As a new Christian, his reasoning about studying the bible was simple.  It was all the word of God so it all must be for you on any given day.  So, every morning John would sit down for his quiet time.  He would say a short prayer, then close his eyes with his bible in hand and flip through the pages before putting his finger somewhere on a page to find his lesson for the day.  He never shared with me what had broken him of this approach, but it rattled him.  Couldn’t help but wonder if he’d landed on something like Ezekiel 16:17, 23:19-20, or 2nd Kings 18:27.  Nevertheless, he soon saw the wisdom of a different, more methodical way of studying the bible and became well versed. He always had an answer for why he believed, and his living hope radiated from his presence.

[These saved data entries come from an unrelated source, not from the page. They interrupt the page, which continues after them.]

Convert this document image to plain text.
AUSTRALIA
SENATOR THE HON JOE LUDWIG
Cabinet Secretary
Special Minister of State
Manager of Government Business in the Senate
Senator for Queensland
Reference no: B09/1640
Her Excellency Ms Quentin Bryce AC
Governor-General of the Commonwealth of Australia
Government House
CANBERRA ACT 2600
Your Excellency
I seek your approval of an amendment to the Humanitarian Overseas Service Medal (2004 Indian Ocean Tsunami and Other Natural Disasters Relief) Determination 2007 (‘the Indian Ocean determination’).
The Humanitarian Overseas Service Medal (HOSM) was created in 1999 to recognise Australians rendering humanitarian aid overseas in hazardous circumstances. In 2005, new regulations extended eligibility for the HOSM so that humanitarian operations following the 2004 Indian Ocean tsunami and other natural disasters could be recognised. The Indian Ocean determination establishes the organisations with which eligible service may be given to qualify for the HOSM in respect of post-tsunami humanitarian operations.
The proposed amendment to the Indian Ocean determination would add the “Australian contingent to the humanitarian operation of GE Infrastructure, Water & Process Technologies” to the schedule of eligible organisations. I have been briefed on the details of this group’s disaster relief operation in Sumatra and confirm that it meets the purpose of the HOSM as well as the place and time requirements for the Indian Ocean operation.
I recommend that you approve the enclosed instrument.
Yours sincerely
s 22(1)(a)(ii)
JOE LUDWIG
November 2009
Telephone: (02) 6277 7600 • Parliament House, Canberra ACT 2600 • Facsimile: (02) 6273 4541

So how should we study the bible?  All of it is good…but start at the beginning, not in the middle…whether it be of Genesis or in reading the entire bible.  If a book, read through to the end before trying to dig in.  Notice to whom it is addressed.  Determine the context in which it is written.   There is benefit in reading any book of the bible but the OT historical books, the four Gospels and the Acts of the Apostles are generally written to everyone, whilst the Psalms, prophetic books, and apostolic letters are written specifically to the people of God.  They won’t make much sense to non-Christians because the things they address are spiritually discerned and those without the Spirit of God cannot understand their importance.  

Just remember the Apostle Paul’s words in 2nd Timothy 3:16 & 17: “All scripture is given by inspiration of God, and is profitable for doctrine, for reproof, for correction, for instruction in righteousness: that the man of God may be perfect, thoroughly furnished  unto all good works.”